While they might have to spend a little more on cleaning costs, companies in Japan that allow employees to bring their furry friends to the workplace are drawing attention and even enjoying unexpected benefits.
One company says it is getting the pick of qualified recruits among cat-lovers, while the feline presence leads to a less stressful environment and better focus among its employees. Although there are still only a limited number of pet-friendly companies in Japan, more people, especially among the younger generation, are starting to take notice.
Ferray Corp., a Tokyo-based information technology company, has permitted employees to bring their feline companions to its office in Chuo Ward since it was founded in 2000. At present, six cats “commute” with their owners on foot, aboard bicycles or by train.
A new employee is tasked with feeding all the cats twice a day, but any employee can take a cat out for its toilet break or play with it whenever he or she recognizes the need to do so.
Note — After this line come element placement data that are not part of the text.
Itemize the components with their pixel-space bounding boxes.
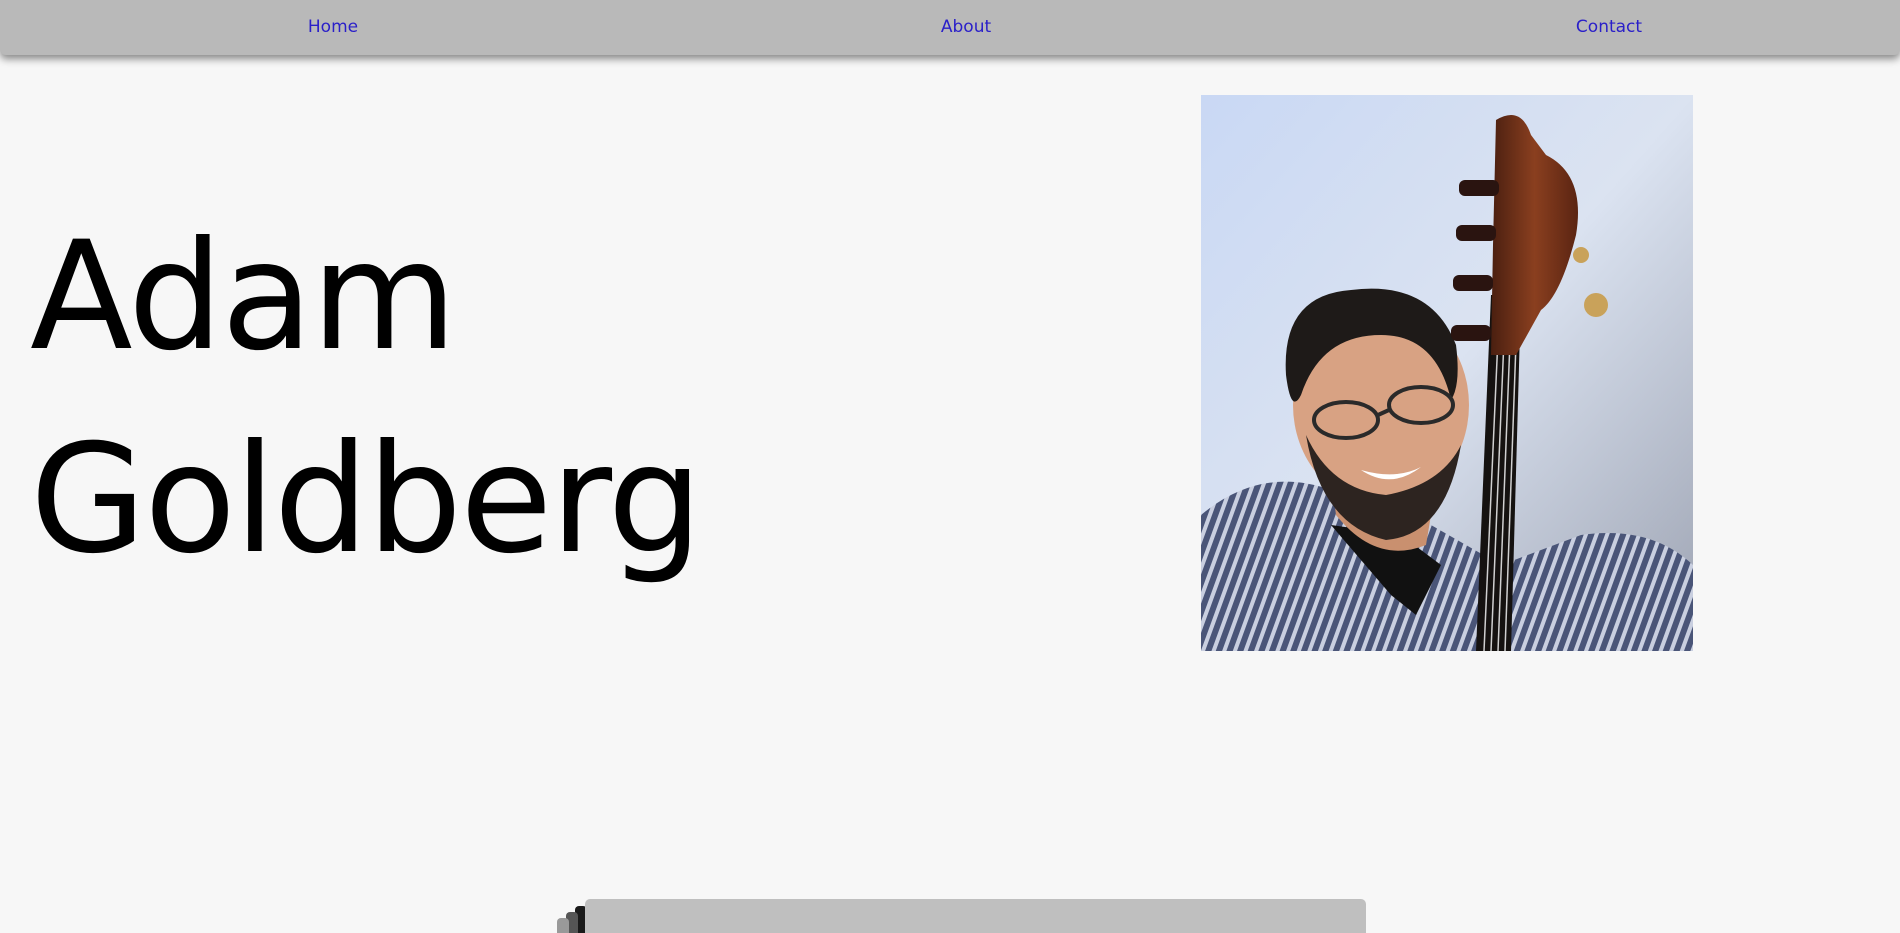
page: Home About Contact Adam Goldberg [0, 0, 1900, 933]
top-navbar: Home About Contact [0, 0, 1900, 55]
nav-link-about[interactable]: About [941, 17, 991, 37]
nav-link-contact[interactable]: Contact [1576, 17, 1642, 37]
stacked-shadow-decoration [553, 906, 587, 933]
hero-name: Adam Goldberg [30, 196, 703, 602]
nav-link-home[interactable]: Home [308, 17, 358, 37]
hero-first-name: Adam [30, 210, 457, 384]
hero-last-name: Goldberg [30, 413, 703, 587]
portrait-photo [1201, 95, 1693, 651]
portrait-illustration [1201, 95, 1693, 651]
content-card [585, 899, 1366, 933]
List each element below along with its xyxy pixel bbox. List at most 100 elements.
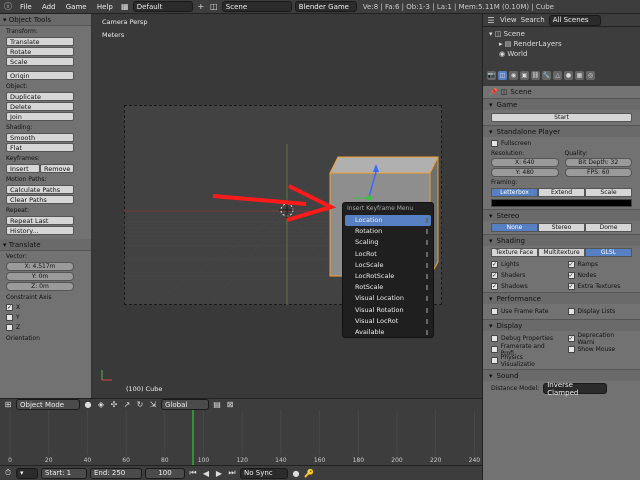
menu-item-location[interactable]: Location (345, 215, 431, 227)
display-panel-header[interactable]: ▾ Display (483, 319, 640, 331)
framing-letterbox[interactable]: Letterbox (491, 188, 538, 197)
screen-layout-selector[interactable]: Default (132, 1, 193, 12)
shading-panel-header[interactable]: ▾ Shading (483, 234, 640, 246)
end-frame-field[interactable]: End: 250 (90, 467, 142, 479)
duplicate-button[interactable]: Duplicate (6, 92, 74, 101)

Since Ferray started posting photos of the cats on the company’s Twitter account, it has come to be known as “the company where you can work with cats.”
As a result, applications for participation in recruitment seminars or internships among students approaching graduation have increased sharply. And for Ferray, being a company that allows cats to crawl around its office has other advantages, such as leading to more business orders from clients who love pets.
“Some of our equipment gets damaged sometimes but the benefits overwhelmingly outweigh the costs,” said Ferray President Hidenobu Fukuda, 48.
Ferray also pays a monthly allowance of ¥5,000 to any employee who adopts an abandoned cat to save it from being put down at a public health center.
“Saving cats from being slaughtered contributes to society,” Fukuda said.
Shino Tashiro, a 27-year-old web designer at Ferray, became aware of the cat-friendly company four years ago while she was job-hunting in college.
A cat-lover herself, Tashiro took in an abandoned cat she named Subaru after joining the company. Now she commutes to work with her cat by bicycle or train, almost daily.
“Subaru takes going to the office for granted,” she said, adding that the presence of cats in the office “helps us employees feel comfortable with each other and brightens the workplace.”
UGpet Inc., a maker of pet supplies in Kawasaki, has a “day care center” for employees’ dogs.
“Employees can work better because they bring their pet dogs to work and don’t have to worry about them when they’re away from home,” said Yuji Yoshitake, 35, president of the company, who commutes to the office with Kurumi, his toy poodle.
Recognizing that not all employees will be enamored by dogs, UGpet has created a glass-walled, roughly 4-sq.-meter section furnished with a bed and toilet to house the dogs.
As long as the dogs have been vaccinated and house-trained, they can be kept in the space. Owners are able to check on them while they’re working, and during lunch breaks, employees can take their dogs for walks or feed them.
Yoshitake said there is an added benefit for the company: It can get the dogs to sample its pet food products to help determine which ones are the most popular.